Input: Folder of .json.gzip files where each file contains
metadata for tweets in the same conversation tree
(from get_tweets.py)
Output: conversation.json.gzip: a single file with all conversation data. Formated as:
convoID : {
tweets : { tweetID: tweet metadata}
threads: [[tweetIDs ordered by entry]]
topics.py
Get topics from corpus of tweets
Input: .json.gzip file of tweet metadata data
(from select_conversations.py)
Output:
.json.gzip file with topic loadings for each tweetID of format:
{convoID : {tweetID : {topic loadings}}}
.txt file with top words per topic; comma seperated, 1 topic per line
gensim save object with LDA model which can be reloaded using:
ldamodel = gensim.models.ldamodel.LdaModel.load('ldamodel', mmap='r')
features.py
Calculate features for tweets / conversations
Input:
.json.gzip file of tweet metadata data. Expected to be of format:
(from select_conversations.py)
.json.gzip file with topic loadings for each tweetID of format:
(from topics.py)
Output:
.txt.gzip file with matrix of output features
conversation_dynamics_model.R
Run logit and SVM on calculated features
Input: .txt.gzip file of feature matrix (one row = one observation)

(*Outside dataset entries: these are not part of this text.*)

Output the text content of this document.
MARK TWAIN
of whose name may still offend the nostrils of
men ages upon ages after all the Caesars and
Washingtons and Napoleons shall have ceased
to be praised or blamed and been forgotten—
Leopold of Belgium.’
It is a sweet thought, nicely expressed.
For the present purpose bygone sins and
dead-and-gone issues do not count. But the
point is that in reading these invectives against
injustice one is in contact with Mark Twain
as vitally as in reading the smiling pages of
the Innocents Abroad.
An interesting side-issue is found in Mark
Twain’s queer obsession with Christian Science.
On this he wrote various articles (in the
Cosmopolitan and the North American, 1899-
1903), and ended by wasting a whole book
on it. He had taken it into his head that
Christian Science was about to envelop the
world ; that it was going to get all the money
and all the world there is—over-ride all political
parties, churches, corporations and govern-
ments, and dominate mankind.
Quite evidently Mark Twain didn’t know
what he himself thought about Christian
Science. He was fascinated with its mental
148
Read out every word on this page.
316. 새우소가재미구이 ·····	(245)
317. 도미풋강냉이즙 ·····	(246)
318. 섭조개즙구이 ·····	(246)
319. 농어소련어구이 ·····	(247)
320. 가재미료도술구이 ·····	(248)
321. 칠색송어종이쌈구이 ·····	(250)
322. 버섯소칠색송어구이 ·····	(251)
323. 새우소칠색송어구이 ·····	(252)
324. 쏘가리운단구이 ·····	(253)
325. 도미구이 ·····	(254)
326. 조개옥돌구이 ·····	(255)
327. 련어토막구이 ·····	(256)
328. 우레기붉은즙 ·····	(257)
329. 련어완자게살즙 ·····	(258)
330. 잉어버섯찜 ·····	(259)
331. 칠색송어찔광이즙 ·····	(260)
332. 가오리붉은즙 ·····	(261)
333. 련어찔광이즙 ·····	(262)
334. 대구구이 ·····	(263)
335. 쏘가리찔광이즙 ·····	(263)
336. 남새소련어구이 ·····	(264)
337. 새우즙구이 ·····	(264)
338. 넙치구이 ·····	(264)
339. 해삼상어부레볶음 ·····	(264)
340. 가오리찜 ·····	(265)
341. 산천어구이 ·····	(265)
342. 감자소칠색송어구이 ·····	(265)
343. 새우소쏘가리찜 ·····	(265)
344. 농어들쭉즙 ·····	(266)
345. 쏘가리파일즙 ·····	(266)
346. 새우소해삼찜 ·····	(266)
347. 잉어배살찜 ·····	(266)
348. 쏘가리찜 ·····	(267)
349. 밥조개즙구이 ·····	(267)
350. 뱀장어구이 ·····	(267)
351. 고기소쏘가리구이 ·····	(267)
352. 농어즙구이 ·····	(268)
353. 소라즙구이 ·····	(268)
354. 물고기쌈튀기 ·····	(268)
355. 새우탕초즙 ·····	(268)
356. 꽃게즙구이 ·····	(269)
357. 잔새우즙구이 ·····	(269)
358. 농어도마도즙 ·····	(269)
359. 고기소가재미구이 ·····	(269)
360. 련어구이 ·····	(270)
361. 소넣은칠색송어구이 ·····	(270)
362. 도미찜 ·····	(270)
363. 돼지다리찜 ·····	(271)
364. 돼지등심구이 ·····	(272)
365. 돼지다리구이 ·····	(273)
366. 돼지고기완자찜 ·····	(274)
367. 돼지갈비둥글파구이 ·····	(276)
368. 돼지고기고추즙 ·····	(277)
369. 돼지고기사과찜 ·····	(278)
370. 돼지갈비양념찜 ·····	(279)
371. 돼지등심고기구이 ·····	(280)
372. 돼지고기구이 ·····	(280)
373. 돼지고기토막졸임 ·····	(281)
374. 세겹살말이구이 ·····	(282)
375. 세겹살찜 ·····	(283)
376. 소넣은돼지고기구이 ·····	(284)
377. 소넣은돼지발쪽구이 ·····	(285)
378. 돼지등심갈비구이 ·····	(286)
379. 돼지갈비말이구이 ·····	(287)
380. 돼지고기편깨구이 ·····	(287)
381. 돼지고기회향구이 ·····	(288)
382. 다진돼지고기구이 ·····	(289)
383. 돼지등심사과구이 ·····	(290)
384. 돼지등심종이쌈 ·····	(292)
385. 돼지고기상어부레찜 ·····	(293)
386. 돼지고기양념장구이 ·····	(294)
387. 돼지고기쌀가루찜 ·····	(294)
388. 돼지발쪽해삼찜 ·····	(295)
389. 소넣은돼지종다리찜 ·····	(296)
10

Output: Stargazer / latex summary of results
To respect the privacy of individuals whose tweets our in our dataset, we've included a list of ids for all tweets used (tweet_ids.txt
) rather than include the raw data itself. In order to replicate this study, researchers should begin by scraping these tweets. This process will ensure that we do not violate users privacy by sharing any tweet data which a user has elected to delete following our data collection window.